Keywords: Lungs, smoking, cardiorespiratory, bronchiectasis, physiotherapy
The following information has been provided by Alex Hough. Be sure to check out her fantastic website which has loads of resources and reading lists. She has kindly given permission for others to use her advice sheets however you will need to assess whether the suitable for your patients, adjust them as appropriate, and if using them in the NHS;
- Get them checked by your Trust
- Add your name and contact details.
- Go through them with patients and sign them before handing them out.

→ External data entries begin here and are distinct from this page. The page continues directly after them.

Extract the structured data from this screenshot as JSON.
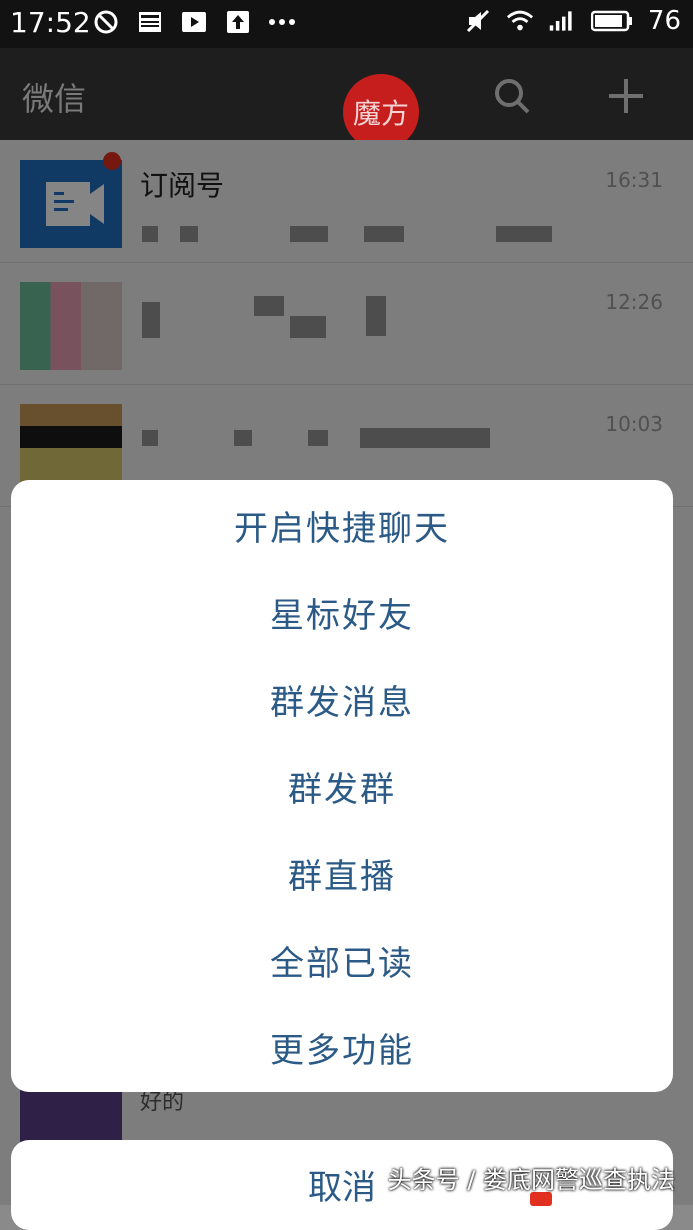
{
  "status_bar": {
    "time": "17:52",
    "battery": "76",
    "icons_left": [
      "clock-blocked-icon",
      "news-icon",
      "play-icon",
      "upload-icon",
      "more-dots-icon"
    ],
    "icons_right": [
      "mute-icon",
      "wifi-icon",
      "signal-icon",
      "battery-icon"
    ]
  },
  "header": {
    "title": "微信",
    "badge": "魔方",
    "search_icon": "search-icon",
    "add_icon": "plus-icon"
  },
  "chats": [
    {
      "name": "订阅号",
      "time": "16:31"
    },
    {
      "name": "",
      "time": "12:26"
    },
    {
      "name": "",
      "time": "10:03"
    }
  ],
  "hidden_row_preview": "好的",
  "menu": {
    "items": [
      "开启快捷聊天",
      "星标好友",
      "群发消息",
      "群发群",
      "群直播",
      "全部已读",
      "更多功能"
    ],
    "cancel": "取消"
  },
  "watermark": "头条号 / 娄底网警巡查执法",
  "colors": {
    "accent_text": "#2b5a86",
    "badge": "#c61d1d",
    "unread": "#e1301f"
  }
}
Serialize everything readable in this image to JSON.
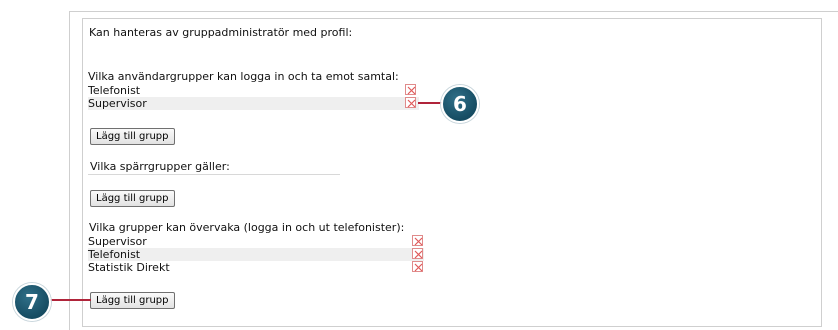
{
  "profile_heading": "Kan hanteras av gruppadministratör med profil:",
  "login_groups": {
    "label": "Vilka användargrupper kan logga in och ta emot samtal:",
    "items": [
      "Telefonist",
      "Supervisor"
    ],
    "add_button": "Lägg till grupp"
  },
  "block_groups": {
    "label": "Vilka spärrgrupper gäller:",
    "add_button": "Lägg till grupp"
  },
  "monitor_groups": {
    "label": "Vilka grupper kan övervaka (logga in och ut telefonister):",
    "items": [
      "Supervisor",
      "Telefonist",
      "Statistik Direkt"
    ],
    "add_button": "Lägg till grupp"
  },
  "callouts": [
    "6",
    "7"
  ],
  "colors": {
    "callout": "#1b5268",
    "leader": "#b0243a",
    "remove_icon": "#e05a5a"
  }
}
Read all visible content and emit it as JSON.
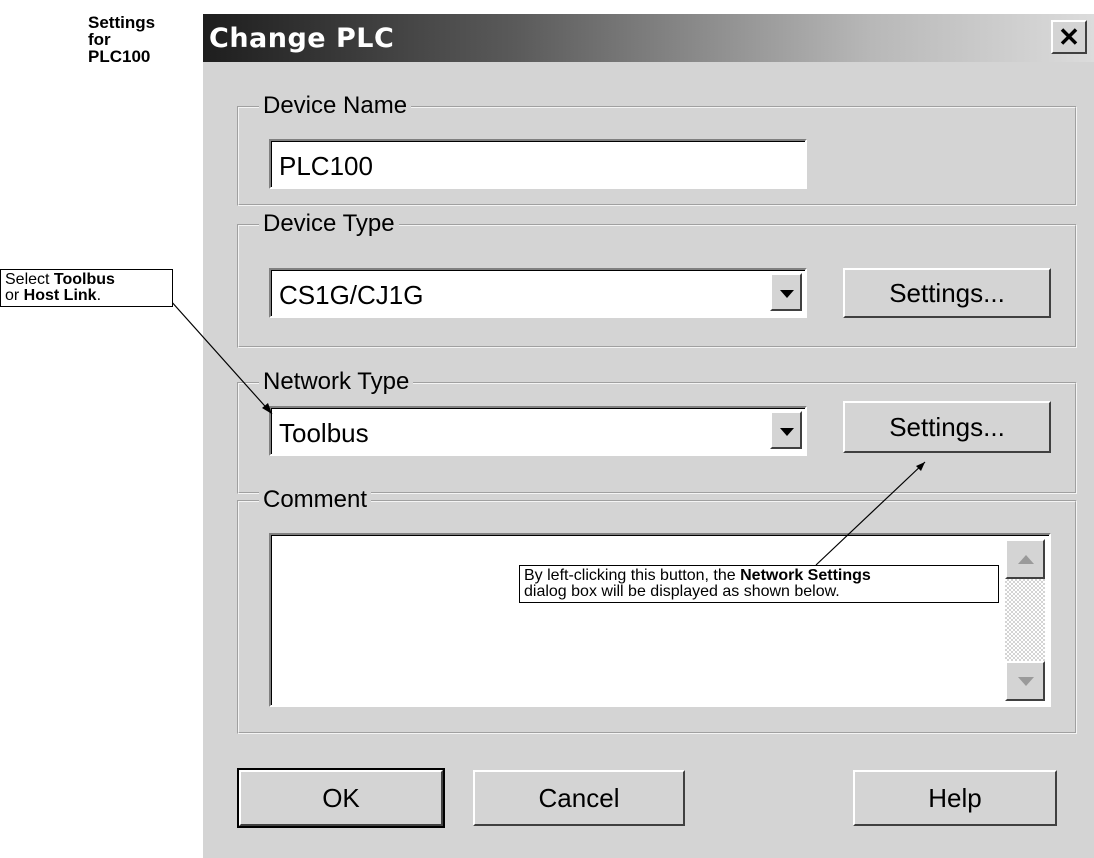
{
  "side_heading": "Settings\nfor\nPLC100",
  "callouts": {
    "left": {
      "part1": "Select ",
      "bold1": "Toolbus",
      "part2": "or ",
      "bold2": "Host Link",
      "part3": "."
    },
    "right": {
      "part1": "By left-clicking this button, the ",
      "bold1": "Network Settings",
      "part2": "dialog box will be displayed as shown below."
    }
  },
  "dialog": {
    "title": "Change PLC",
    "close_glyph": "✕",
    "device_name": {
      "label": "Device Name",
      "value": "PLC100"
    },
    "device_type": {
      "label": "Device Type",
      "selected": "CS1G/CJ1G",
      "settings_label": "Settings..."
    },
    "network_type": {
      "label": "Network Type",
      "selected": "Toolbus",
      "settings_label": "Settings..."
    },
    "comment": {
      "label": "Comment",
      "value": ""
    },
    "buttons": {
      "ok": "OK",
      "cancel": "Cancel",
      "help": "Help"
    }
  }
}
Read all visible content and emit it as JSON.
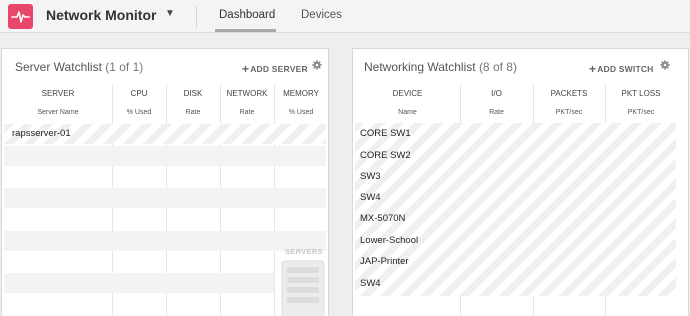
{
  "header": {
    "app_title": "Network Monitor",
    "tabs": [
      {
        "label": "Dashboard",
        "active": true
      },
      {
        "label": "Devices",
        "active": false
      }
    ]
  },
  "server_panel": {
    "title": "Server Watchlist",
    "count": "(1 of 1)",
    "action_label": "ADD SERVER",
    "columns": [
      {
        "name": "SERVER",
        "unit": "Server Name"
      },
      {
        "name": "CPU",
        "unit": "% Used"
      },
      {
        "name": "DISK",
        "unit": "Rate"
      },
      {
        "name": "NETWORK",
        "unit": "Rate"
      },
      {
        "name": "MEMORY",
        "unit": "% Used"
      }
    ],
    "rows": [
      {
        "name": "rapsserver-01",
        "cpu": "",
        "disk": "",
        "network": "",
        "memory": ""
      }
    ],
    "empty_state_label": "SERVERS"
  },
  "network_panel": {
    "title": "Networking Watchlist",
    "count": "(8 of 8)",
    "action_label": "ADD SWITCH",
    "columns": [
      {
        "name": "DEVICE",
        "unit": "Name"
      },
      {
        "name": "I/O",
        "unit": "Rate"
      },
      {
        "name": "PACKETS",
        "unit": "PKT/sec"
      },
      {
        "name": "PKT LOSS",
        "unit": "PKT/sec"
      }
    ],
    "rows": [
      {
        "name": "CORE SW1"
      },
      {
        "name": "CORE SW2"
      },
      {
        "name": "SW3"
      },
      {
        "name": "SW4"
      },
      {
        "name": "MX-5070N"
      },
      {
        "name": "Lower-School"
      },
      {
        "name": "JAP-Printer"
      },
      {
        "name": "SW4"
      }
    ]
  },
  "colors": {
    "brand": "#e8466a",
    "stripe": "#f0f0f0",
    "text": "#333333"
  },
  "icons": [
    "pulse-logo-icon",
    "chevron-down-icon",
    "plus-icon",
    "gear-icon",
    "server-rack-icon"
  ]
}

Air is carried into your lungs through a series of branching tubes (airways, or bronchi). The airway walls produce a small amount of mucus which keeps your lungs moist and traps the dust and germs that you breathe in. The mucus is then normally moved upwards by tiny hairs (cilia) which line the tubes and waft the mucus to your throat, from where it is usually swallowed, unnoticed.
What is bronchiectasis?
This is a chronic condition in which some of your airways have a corrugated lining instead of a smooth lining. Mucus tends to collect in these little pockets.

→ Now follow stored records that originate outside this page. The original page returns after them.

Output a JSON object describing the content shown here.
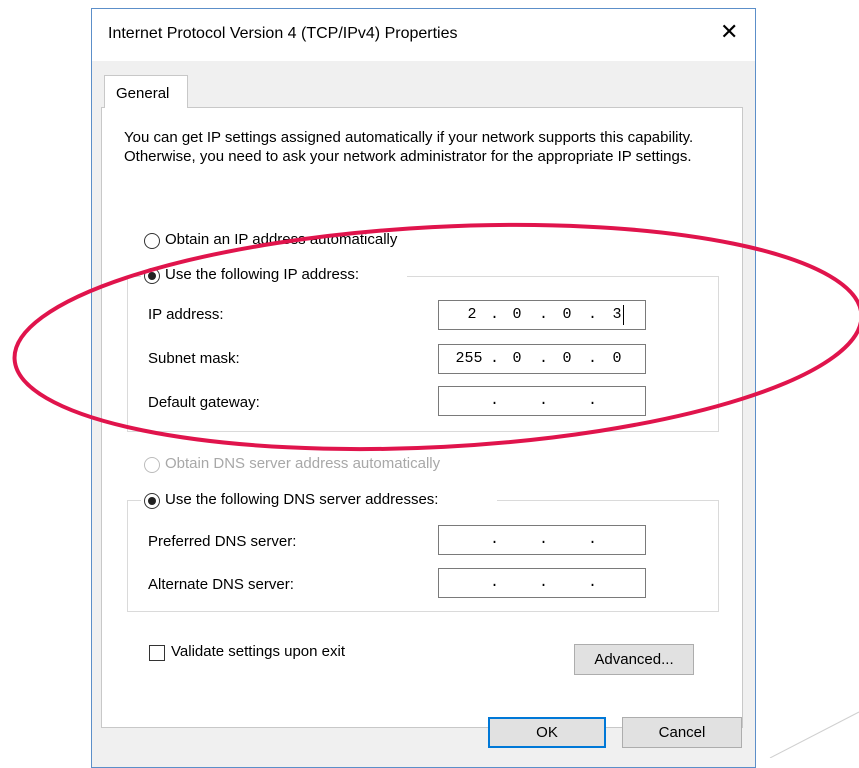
{
  "dialog": {
    "title": "Internet Protocol Version 4 (TCP/IPv4) Properties",
    "close_icon": "close-icon"
  },
  "tabs": [
    {
      "label": "General",
      "selected": true
    }
  ],
  "description": "You can get IP settings assigned automatically if your network supports this capability. Otherwise, you need to ask your network administrator for the appropriate IP settings.",
  "ip_section": {
    "auto_option": {
      "label": "Obtain an IP address automatically",
      "checked": false
    },
    "manual_option": {
      "label": "Use the following IP address:",
      "checked": true
    },
    "fields": {
      "ip_address": {
        "label": "IP address:",
        "octets": [
          "2",
          "0",
          "0",
          "3"
        ]
      },
      "subnet_mask": {
        "label": "Subnet mask:",
        "octets": [
          "255",
          "0",
          "0",
          "0"
        ]
      },
      "default_gateway": {
        "label": "Default gateway:",
        "octets": [
          "",
          "",
          "",
          ""
        ]
      }
    }
  },
  "dns_section": {
    "auto_option": {
      "label": "Obtain DNS server address automatically",
      "checked": false,
      "disabled": true
    },
    "manual_option": {
      "label": "Use the following DNS server addresses:",
      "checked": true
    },
    "fields": {
      "preferred": {
        "label": "Preferred DNS server:",
        "octets": [
          "",
          "",
          "",
          ""
        ]
      },
      "alternate": {
        "label": "Alternate DNS server:",
        "octets": [
          "",
          "",
          "",
          ""
        ]
      }
    }
  },
  "validate": {
    "label": "Validate settings upon exit",
    "checked": false
  },
  "buttons": {
    "advanced": "Advanced...",
    "ok": "OK",
    "cancel": "Cancel"
  },
  "annotation": {
    "color": "#e0144c",
    "shape": "ellipse highlight"
  },
  "colors": {
    "dialog_border": "#5c8fc9",
    "default_button_border": "#0078d7",
    "face": "#f0f0f0"
  }
}
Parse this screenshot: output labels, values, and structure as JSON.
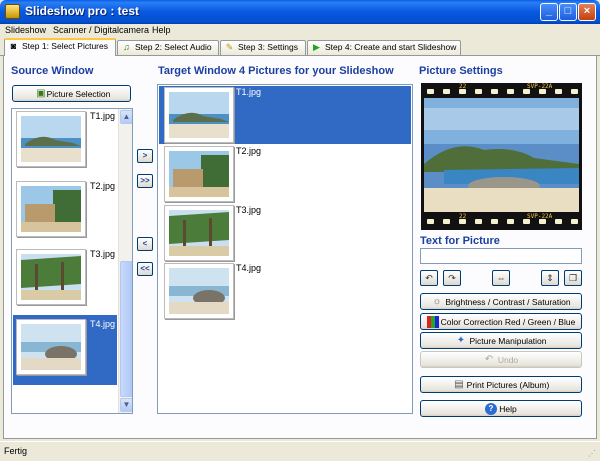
{
  "window": {
    "title": "Slideshow pro : test",
    "buttons": {
      "minimize": "_",
      "maximize": "□",
      "close": "×"
    }
  },
  "menu": [
    {
      "label": "Slideshow"
    },
    {
      "label": "Scanner / Digitalcamera"
    },
    {
      "label": "Help"
    }
  ],
  "tabs": [
    {
      "label": "Step 1: Select Pictures",
      "icon": "camera-icon",
      "active": true
    },
    {
      "label": "Step 2: Select Audio",
      "icon": "audio-icon",
      "active": false
    },
    {
      "label": "Step 3: Settings",
      "icon": "settings-icon",
      "active": false
    },
    {
      "label": "Step 4: Create and start Slideshow",
      "icon": "play-icon",
      "active": false
    }
  ],
  "source": {
    "heading": "Source Window",
    "button": "Picture Selection",
    "files": [
      "T1.jpg",
      "T2.jpg",
      "T3.jpg",
      "T4.jpg"
    ],
    "selected": "T4.jpg"
  },
  "transfer_buttons": {
    "add_one": ">",
    "add_all": ">>",
    "remove_one": "<",
    "remove_all": "<<"
  },
  "target": {
    "heading": "Target Window 4 Pictures for your Slideshow",
    "files": [
      "T1.jpg",
      "T2.jpg",
      "T3.jpg",
      "T4.jpg"
    ],
    "selected": "T1.jpg"
  },
  "settings": {
    "heading": "Picture Settings",
    "film_top_left": "22",
    "film_top_right": "SVP-22A",
    "film_bottom_left": "22",
    "film_bottom_right": "SVP-22A",
    "text_label": "Text for Picture",
    "text_value": "",
    "buttons": {
      "brightness": "Brightness / Contrast / Saturation",
      "color": "Color Correction Red / Green / Blue",
      "manipulation": "Picture Manipulation",
      "undo": "Undo",
      "print": "Print Pictures (Album)",
      "help": "Help"
    }
  },
  "status": {
    "text": "Fertig"
  },
  "colors": {
    "selection": "#316ac5",
    "heading": "#1c3fa0",
    "titlebar": "#0858e0"
  }
}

Chronic means that it is long-term. However, it usually doesn’t get worse, so long as you keep yourself out of this vicious cycle:
What is the cause of bronchiectasis?
There are several known causes including:
- Severe infection such as childhood pneumonia, whooping cough or measles, which can leave scarring in your airways.
- Sometimes, inhalation of a small object such as a peanut earlier in life.
- Occasionally, lack of immunity to infection, for example a lack of antibodies (proteins in your blood which neutralise viruses and bacteria) which occasionally happens if you get a severe virus infection.
However, over half the people with bronchiectasis in the UK have no obvious cause for it.